Question

I am trying to consume a win32 DLL in a .net MVC app. However I keep getting the following error Unable to load DLL 'experiment_dll.dll': The specified module could not be found

I have used Process Monitor to capture file system activity when the code trying to load the DLL executes. It shows that the DLL can be seen and most of the file system operations are a success.

Two full size screen captures of file system activity -

Screencapture 1

Screencapture 2

As you can see one of the results of one of the operations is FILE LOCKED WITH ONLY READERS. Could this be the reason why the DLL is failing to load and why the error message is saying that the DLL could not be found?

UPDATE: I have found this forum thread that says that this result is actually a success and so shouldn't be the problem - http://forum.sysinternals.com/topic21378.html

If this is a permissions issue, how can it be fixed? I have already given the App Pool full control on the DLL file and on the Bin and Root folders.

I have tried creating a test MVC app and a test DLL (which just exports a single function that takes a bool and returns the same bool. I have tried making the test MVC x86 and DLL win32 (both release builds) and setting the Enable 32-Bit Applications App Pool setting to true. I have also tried making the test MVC x64 and the DLL x64 (both release builds) and setting the Enable 32-Bit Applications App Pool setting to false. I have also tried Any Cpu configurations. All produce the same error and all produce the same file system activity as shown in the screen captures.

I am experiencing this problem when publishing to IIS 8.5, Windows Server 2012 R2 running on Azure Virtual Machine.

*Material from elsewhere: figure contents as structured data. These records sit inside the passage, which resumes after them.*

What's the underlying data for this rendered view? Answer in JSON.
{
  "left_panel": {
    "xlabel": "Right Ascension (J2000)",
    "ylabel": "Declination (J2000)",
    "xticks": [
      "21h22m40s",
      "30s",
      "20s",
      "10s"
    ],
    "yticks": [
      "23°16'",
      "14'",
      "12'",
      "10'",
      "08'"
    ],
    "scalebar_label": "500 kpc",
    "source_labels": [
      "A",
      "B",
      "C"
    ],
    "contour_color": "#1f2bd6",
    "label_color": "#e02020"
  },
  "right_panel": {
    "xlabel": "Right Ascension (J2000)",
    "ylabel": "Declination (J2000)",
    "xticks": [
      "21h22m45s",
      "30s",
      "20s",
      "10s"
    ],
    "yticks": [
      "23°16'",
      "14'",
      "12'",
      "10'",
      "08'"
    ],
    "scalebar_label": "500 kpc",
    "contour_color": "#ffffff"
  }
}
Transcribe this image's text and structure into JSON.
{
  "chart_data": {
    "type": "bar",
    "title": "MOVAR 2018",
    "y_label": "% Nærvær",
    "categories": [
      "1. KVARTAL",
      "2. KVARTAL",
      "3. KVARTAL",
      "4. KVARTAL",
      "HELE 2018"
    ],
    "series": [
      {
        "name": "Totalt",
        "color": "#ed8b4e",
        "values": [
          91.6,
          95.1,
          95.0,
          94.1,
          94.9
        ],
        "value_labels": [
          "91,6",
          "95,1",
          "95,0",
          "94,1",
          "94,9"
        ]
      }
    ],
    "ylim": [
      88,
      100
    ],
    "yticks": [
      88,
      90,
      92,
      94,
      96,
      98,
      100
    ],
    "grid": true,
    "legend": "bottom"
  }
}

The DLL loads without issue when publishing to a free mywebsite.azurewebsites.net or when running on my development machine.

Était-ce utile?

La solution

It turns out, after checking the DLL with Dependency Walker on the server, that a dependency which was installed with Visual Studio was not available on the server, MSVCR120.dll. Initially I thought that because I had not given the DLL any dependencies myself that there would not be any dependencies that could be missing. So I overlooked it. Bad decision!